The captain had never landed on sea ice with wheels on the plane instead of the skis, so he did what's called a "nose-off drag" where the main tires are dragged along the ice to check that it could hold the plane's weight. Once Doelman landed beside the pair's makeshift shelter, he immediately began preparing the plane to take off again. He estimated they had 15 minutes on the ground before it would be too dark to take off. They invited the two hunters on board and quickly took off again for Hall Beach. Doelman offered them food and hot water when they asked if he had found their friend.

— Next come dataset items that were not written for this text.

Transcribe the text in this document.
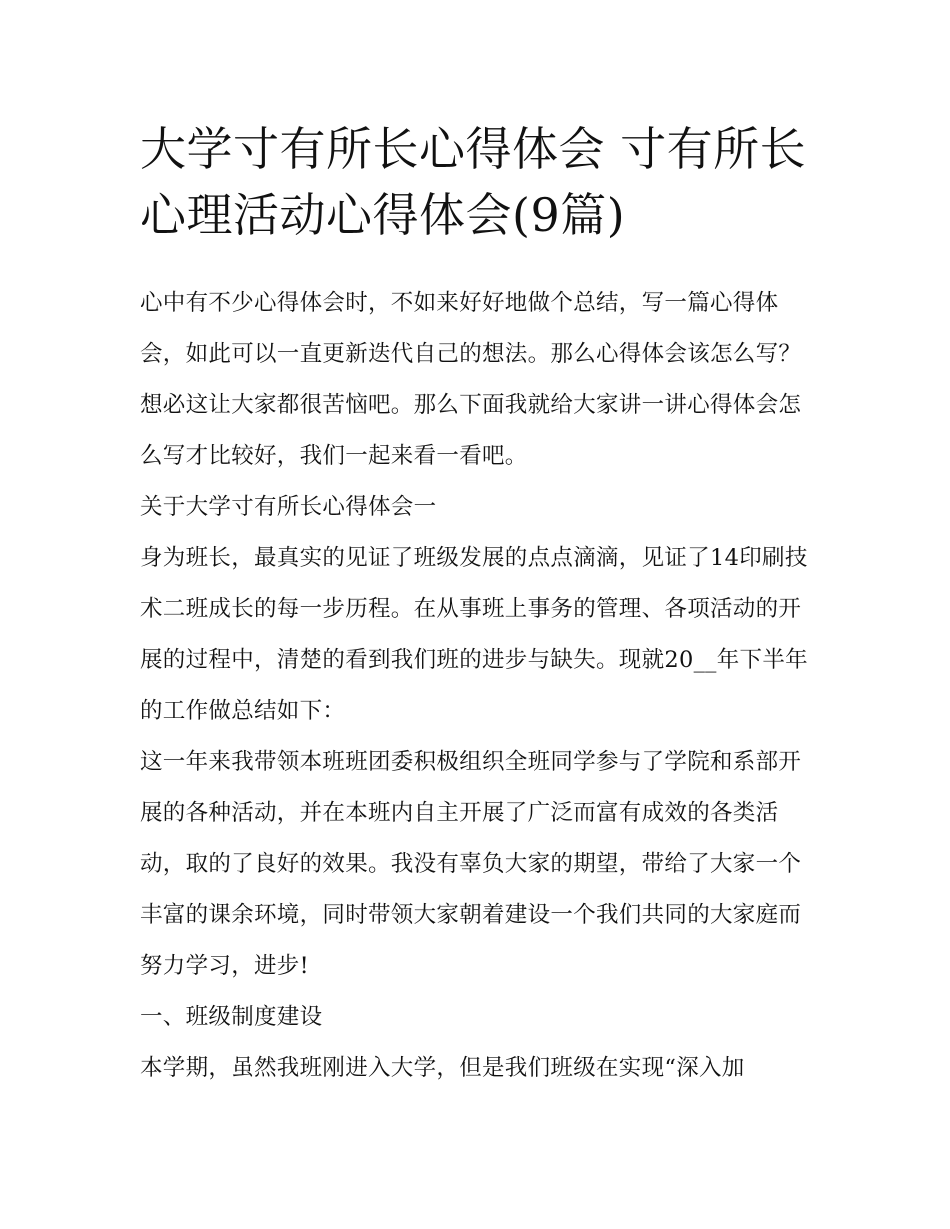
大学寸有所长心得体会 寸有所长心理活动心得体会(9篇)

心中有不少心得体会时，不如来好好地做个总结，写一篇心得体会，如此可以一直更新迭代自己的想法。那么心得体会该怎么写？想必这让大家都很苦恼吧。那么下面我就给大家讲一讲心得体会怎么写才比较好，我们一起来看一看吧。

关于大学寸有所长心得体会一

身为班长，最真实的见证了班级发展的点点滴滴，见证了14印刷技术二班成长的每一步历程。在从事班上事务的管理、各项活动的开展的过程中，清楚的看到我们班的进步与缺失。现就20__年下半年的工作做总结如下：

这一年来我带领本班班团委积极组织全班同学参与了学院和系部开展的各种活动，并在本班内自主开展了广泛而富有成效的各类活动，取的了良好的效果。我没有辜负大家的期望，带给了大家一个丰富的课余环境，同时带领大家朝着建设一个我们共同的大家庭而努力学习，进步!

一、班级制度建设

本学期，虽然我班刚进入大学，但是我们班级在实现“深入加
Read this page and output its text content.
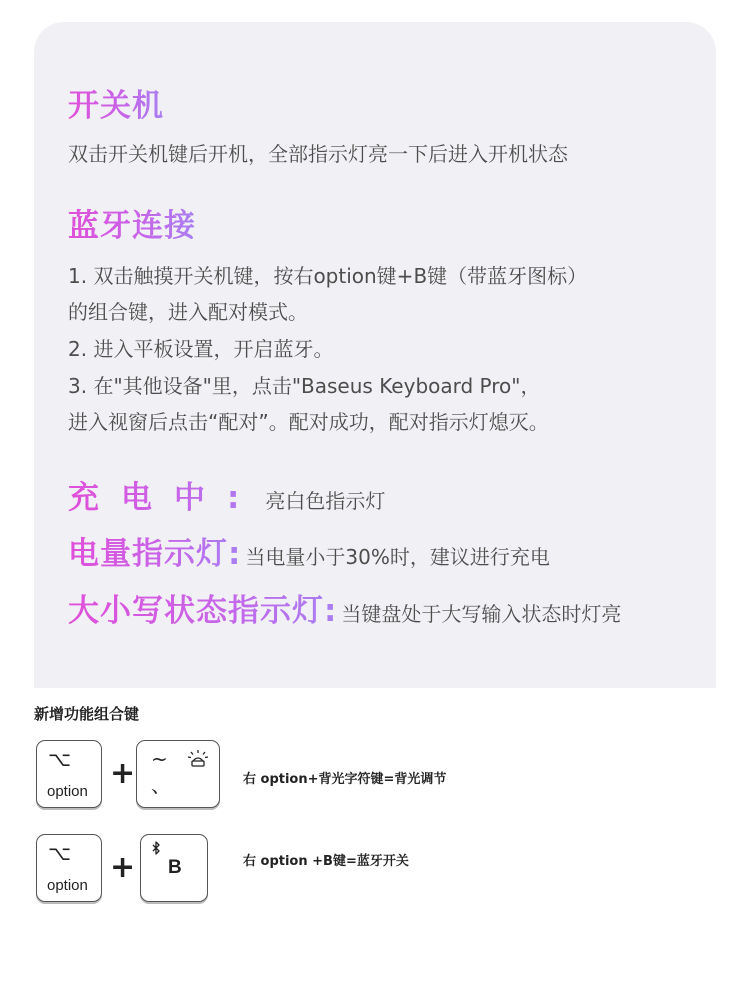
开关机
双击开关机键后开机，全部指示灯亮一下后进入开机状态
蓝牙连接
1. 双击触摸开关机键，按右option键+B键（带蓝牙图标）
的组合键，进入配对模式。
2. 进入平板设置，开启蓝牙。
3. 在"其他设备"里，点击"Baseus Keyboard Pro"，
进入视窗后点击“配对”。配对成功，配对指示灯熄灭。
充电中: 亮白色指示灯
电量指示灯: 当电量小于30%时，建议进行充电
大小写状态指示灯: 当键盘处于大写输入状态时灯亮
新增功能组合键
⌥
option
+ ~
、	右 option+背光字符键=背光调节
⌥
option
+ B	右 option +B键=蓝牙开关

"At this point my heart sank because to find out there was a third guy out there, it was unbelievable," he said. The three hunters had been out for three days at this stage. The two adults and the teenager had been on a hunting trip about 40 kilometers south of Hall Beach when their snowmobile broke down. They tried to activate their SPOT device, but it didn't work. While one adult started to walk back to Hall Beach, the two other hunters made a temporary shelter. But they didn’t see or hear anything from their friend anymore for two days.

The Twin Otter used for the lucky rescue mission was not fitted for landing on the ice. Nonetheless, pilot Capt. Doelman made a dashing landing and rescued the two hunters from their position. Picture: Belinda Groves/Canadian Forces
The Twin Otter used for the lucky rescue mission was not fitted for landing on the ice. Nonetheless, pilot Capt. Doelman made a dashing landing and rescued the two hunters from their position. Picture: Belinda Groves/Canadian Forces

After picking the two up, it was too dark to search — not to mention the plane was low on fuel — so Doelman called ahead to the Hall Beach airport for the RCMP, who, with the hamlet, organized a ground search. They found the third hunter near Hall Beach the next morning. He was flown to Iqaluit for hypothermia and frostbite, but is in stable condition. The other two had some minor frostbite on their toes, but are otherwise in good health. "They're the luckiest two guys in the Arctic that I know," said Doelman. "Such search and rescue missions are not our squadron's primary mission but we still train for it and practice it. It proves why we have to train to be ready for something like this."